The agency also awarded insurance to assist a company that is part of a Mexican energy conglomerate ordered by the Internal Revenue Service to pay more than $70 million in back taxes.

The Overseas Private Investment Corp., which operates with about $5 billion in reserves, says it conducts background checks before awarding loans or insurance. But the agency acknowledged it missed some negative information about its clients that The Associated Press found in a review of public records.

An OPIC spokesman said the agency checked some of the same public databases where the AP found the information.

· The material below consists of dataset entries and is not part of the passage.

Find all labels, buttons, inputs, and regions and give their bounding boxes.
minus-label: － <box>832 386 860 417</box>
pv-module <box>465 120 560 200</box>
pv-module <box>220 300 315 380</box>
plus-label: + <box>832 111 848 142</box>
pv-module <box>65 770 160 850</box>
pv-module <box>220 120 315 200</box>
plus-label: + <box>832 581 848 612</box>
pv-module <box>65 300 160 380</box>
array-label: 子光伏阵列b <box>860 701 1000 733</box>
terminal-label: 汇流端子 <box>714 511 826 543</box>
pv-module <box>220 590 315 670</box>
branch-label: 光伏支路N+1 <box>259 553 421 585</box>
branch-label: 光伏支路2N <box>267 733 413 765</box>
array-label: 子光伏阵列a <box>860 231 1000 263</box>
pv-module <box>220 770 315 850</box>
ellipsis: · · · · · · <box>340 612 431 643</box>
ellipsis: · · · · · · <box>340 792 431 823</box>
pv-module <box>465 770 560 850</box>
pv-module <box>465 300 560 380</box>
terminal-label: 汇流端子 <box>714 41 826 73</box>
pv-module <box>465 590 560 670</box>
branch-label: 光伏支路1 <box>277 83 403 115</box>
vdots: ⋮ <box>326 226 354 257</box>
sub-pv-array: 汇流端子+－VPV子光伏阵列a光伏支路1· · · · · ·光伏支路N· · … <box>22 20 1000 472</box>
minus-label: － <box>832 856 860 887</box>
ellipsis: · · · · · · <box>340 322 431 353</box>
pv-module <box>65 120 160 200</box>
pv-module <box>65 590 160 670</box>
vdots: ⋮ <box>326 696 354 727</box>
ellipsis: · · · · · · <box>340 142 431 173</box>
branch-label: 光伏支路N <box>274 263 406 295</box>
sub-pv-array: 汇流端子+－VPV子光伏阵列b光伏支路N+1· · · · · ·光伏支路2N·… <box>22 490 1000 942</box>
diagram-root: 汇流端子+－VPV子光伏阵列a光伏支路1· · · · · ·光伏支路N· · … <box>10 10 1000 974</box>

For instance, the agency put on hold a $5 million loan to Globus International Resources Corp. “pending some further reviews” after the AP raised questions about evidence introduced in court showing Globus did business in the 1990s with Mafia figures who later were convicted of federal crimes.

Globus is not related to International Communications Systems Inc., which got an OPIC loan last year to market phone cards in Moldova under the brand name GlobUS.

Globus gave hundreds of thousands of dollars’ worth of shares to four Mafia stockbrokers and a mob-owned company between 1996 and 2000, according to court and Securities and Exchange Commission records.

Prosecutors alleged in 2000 that Globus was one of 19 companies that had their stock manipulated by the Mafia. The government never charged either Globus or its officials with crimes.

“Our due diligence didn’t turn up anything like that,” OPIC lawyer Eli Landy told AP.

An OPIC spokesman defended the agency’s background checks. “We feel that the due diligence we do is very good and very thorough and we stand by that,” Lawrence Spinelli said.

In 2003, OPIC agreed to a $25 million loan for a U.S. company owned by Jean-Raymond Boulle, a mining magnate whose company has been cited by the United Nations for unethical dealings with rebels in the Democratic Republic of the Congo’s civil war.